Cuando llegué a casa, Soraya estaba hablando por teléfono con su madre.
– No estará mucho tiempo, madar jan . Una semana, tal vez dos… Si, tú y padar podéis venir a casa…
Hacía dos años, el general se había fracturado la cadera derecha. Sufría una de sus habituales migrañas y, al salir de su habitación, con ojos legañosos y aturdido, había tropezado con el borde de una alfombra. El grito que dio hizo que Khala Jamila saliese corriendo de la cocina. «Fue como un jaroo , un palo de escoba que se parte por la mitad», decía ella siempre, a pesar de que el médico había dicho que era poco probable que hubiera oído nada parecido. La cadera hecha añicos del general (y todas las complicaciones posteriores, la neumonía, la infección, la prolongada estancia en el hospital) acabó con los eternos soliloquios de Khala Jamila sobre su propia salud. E inició otros nuevos sobre la del general. Explicaba a todo aquel que quisiera escucharla que los médicos habían dicho que los riñones empezaban a fallarle. «Sin embargo, ellos no han visto nunca unos riñones afganos, ¿no es así?», decía con orgullo. Lo que mejor recuerdo de la estancia del general en el hospital es a Khala Jamila esperando que se quedara dormido para luego cantarle canciones que yo recordaba de Kabul, que sonaban en la vieja radio llena de interferencias de Baba.

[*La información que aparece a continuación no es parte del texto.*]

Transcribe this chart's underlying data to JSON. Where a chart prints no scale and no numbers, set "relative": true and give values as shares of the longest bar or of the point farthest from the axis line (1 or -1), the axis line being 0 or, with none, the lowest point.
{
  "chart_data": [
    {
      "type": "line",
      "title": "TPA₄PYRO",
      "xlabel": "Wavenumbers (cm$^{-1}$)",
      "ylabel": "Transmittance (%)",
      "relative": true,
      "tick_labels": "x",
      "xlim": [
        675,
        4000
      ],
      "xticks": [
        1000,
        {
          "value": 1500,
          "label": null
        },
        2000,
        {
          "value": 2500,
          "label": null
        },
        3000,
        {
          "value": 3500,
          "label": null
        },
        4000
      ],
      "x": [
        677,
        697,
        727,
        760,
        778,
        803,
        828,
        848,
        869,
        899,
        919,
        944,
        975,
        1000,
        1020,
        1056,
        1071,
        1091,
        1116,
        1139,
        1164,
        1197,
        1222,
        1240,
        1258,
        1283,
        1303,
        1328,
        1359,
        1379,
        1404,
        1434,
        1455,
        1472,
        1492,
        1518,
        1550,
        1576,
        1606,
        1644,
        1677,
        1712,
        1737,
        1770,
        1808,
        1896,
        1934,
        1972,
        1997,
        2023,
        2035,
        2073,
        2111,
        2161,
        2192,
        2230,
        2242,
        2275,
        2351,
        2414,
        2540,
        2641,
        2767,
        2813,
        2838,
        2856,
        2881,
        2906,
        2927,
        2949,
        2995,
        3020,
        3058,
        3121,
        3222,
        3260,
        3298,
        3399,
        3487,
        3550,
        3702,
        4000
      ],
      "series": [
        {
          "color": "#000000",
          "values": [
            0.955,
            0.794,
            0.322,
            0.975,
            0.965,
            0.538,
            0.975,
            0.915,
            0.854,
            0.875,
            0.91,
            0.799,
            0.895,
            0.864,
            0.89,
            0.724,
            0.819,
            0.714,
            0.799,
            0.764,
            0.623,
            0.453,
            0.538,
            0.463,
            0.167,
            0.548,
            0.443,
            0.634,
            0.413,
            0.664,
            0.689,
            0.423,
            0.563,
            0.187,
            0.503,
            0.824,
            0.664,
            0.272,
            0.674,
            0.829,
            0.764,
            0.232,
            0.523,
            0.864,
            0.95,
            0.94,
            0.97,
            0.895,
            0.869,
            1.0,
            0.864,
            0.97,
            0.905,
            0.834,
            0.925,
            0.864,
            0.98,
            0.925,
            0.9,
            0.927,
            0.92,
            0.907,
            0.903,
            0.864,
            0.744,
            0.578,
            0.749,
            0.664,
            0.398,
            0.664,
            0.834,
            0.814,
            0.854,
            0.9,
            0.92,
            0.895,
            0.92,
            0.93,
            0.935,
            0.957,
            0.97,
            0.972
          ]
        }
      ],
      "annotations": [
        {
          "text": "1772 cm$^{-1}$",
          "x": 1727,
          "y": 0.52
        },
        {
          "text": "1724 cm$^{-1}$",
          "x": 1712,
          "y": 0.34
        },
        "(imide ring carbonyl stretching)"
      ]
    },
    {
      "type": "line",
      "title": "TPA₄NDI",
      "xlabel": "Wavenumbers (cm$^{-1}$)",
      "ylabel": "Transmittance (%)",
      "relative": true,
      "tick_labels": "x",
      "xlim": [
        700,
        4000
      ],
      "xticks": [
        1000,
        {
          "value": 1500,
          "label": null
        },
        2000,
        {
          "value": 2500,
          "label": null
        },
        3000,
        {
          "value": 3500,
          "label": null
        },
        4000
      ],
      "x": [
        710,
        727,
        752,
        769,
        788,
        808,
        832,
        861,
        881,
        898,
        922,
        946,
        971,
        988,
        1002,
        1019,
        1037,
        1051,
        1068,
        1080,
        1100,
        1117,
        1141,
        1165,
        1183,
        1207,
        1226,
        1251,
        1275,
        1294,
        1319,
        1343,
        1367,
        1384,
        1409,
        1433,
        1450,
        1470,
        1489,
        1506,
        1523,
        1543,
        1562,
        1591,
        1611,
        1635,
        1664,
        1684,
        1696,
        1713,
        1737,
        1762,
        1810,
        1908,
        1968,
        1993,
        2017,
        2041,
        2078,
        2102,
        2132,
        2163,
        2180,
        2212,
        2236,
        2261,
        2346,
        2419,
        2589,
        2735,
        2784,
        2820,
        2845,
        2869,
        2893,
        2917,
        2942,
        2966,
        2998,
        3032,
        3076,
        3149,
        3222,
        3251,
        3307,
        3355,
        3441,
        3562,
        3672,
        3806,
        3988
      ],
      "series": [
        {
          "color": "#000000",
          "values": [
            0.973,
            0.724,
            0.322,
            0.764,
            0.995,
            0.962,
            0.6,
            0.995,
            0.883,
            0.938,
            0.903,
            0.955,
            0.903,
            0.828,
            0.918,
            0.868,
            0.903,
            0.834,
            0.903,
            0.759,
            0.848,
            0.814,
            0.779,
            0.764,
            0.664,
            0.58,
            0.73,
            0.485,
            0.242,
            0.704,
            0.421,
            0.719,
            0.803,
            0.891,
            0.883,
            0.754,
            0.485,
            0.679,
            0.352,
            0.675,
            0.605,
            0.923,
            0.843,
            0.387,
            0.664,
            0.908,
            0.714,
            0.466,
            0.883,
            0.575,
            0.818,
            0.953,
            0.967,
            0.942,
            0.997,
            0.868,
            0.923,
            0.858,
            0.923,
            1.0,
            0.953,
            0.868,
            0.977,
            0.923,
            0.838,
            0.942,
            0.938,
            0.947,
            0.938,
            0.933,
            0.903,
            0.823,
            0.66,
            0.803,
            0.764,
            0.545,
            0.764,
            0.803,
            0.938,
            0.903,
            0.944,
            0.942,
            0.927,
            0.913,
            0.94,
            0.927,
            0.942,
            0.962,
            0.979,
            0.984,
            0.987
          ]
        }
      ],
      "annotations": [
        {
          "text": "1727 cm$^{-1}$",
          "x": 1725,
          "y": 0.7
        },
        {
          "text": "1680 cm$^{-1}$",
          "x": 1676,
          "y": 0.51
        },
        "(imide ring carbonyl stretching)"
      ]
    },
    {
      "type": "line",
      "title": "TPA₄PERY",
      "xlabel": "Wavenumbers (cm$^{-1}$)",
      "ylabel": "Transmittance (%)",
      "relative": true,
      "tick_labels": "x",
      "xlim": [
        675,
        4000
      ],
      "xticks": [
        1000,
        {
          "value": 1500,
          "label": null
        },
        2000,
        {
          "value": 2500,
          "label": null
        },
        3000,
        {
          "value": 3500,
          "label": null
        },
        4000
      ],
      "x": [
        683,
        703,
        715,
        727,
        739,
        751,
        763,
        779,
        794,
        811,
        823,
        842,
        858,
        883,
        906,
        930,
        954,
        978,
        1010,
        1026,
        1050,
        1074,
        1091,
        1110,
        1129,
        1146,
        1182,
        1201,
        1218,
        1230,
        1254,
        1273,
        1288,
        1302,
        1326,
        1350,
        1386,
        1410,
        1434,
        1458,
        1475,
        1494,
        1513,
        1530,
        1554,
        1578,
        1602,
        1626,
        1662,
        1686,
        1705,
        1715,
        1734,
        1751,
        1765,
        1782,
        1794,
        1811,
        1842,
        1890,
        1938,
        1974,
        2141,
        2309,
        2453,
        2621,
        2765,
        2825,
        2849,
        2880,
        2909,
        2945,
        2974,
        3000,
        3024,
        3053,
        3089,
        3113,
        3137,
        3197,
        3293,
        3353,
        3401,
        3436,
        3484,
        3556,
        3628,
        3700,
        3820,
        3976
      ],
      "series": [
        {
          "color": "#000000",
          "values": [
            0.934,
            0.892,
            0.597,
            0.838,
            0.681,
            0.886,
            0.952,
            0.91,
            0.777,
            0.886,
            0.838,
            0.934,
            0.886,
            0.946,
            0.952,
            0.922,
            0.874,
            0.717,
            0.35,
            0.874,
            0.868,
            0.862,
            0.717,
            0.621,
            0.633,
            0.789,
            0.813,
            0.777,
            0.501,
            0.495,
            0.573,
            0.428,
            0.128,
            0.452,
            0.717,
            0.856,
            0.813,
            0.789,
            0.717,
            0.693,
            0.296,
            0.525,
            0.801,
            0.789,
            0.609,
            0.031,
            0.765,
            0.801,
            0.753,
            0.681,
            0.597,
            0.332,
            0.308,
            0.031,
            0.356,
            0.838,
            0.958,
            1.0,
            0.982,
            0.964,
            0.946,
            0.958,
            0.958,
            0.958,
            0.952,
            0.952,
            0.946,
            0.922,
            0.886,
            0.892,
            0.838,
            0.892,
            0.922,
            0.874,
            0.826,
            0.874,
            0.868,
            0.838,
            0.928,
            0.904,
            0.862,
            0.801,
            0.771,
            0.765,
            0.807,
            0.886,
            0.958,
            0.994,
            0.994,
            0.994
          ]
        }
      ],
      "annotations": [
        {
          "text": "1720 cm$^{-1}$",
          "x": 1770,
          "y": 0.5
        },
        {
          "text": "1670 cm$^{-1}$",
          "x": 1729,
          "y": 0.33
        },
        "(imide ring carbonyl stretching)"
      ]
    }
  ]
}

La fragilidad, y también la edad, del general habían suavizado las cosas entre él y Soraya. Paseaban juntos, salían a comer los sábados y, a veces, el general asistía a alguna de sus clases. Se sentaba en el fondo del aula, vestido con su traje gris lleno de brillos, el bastón de madera en el regazo y una sonrisa. A veces incluso tomaba apuntes.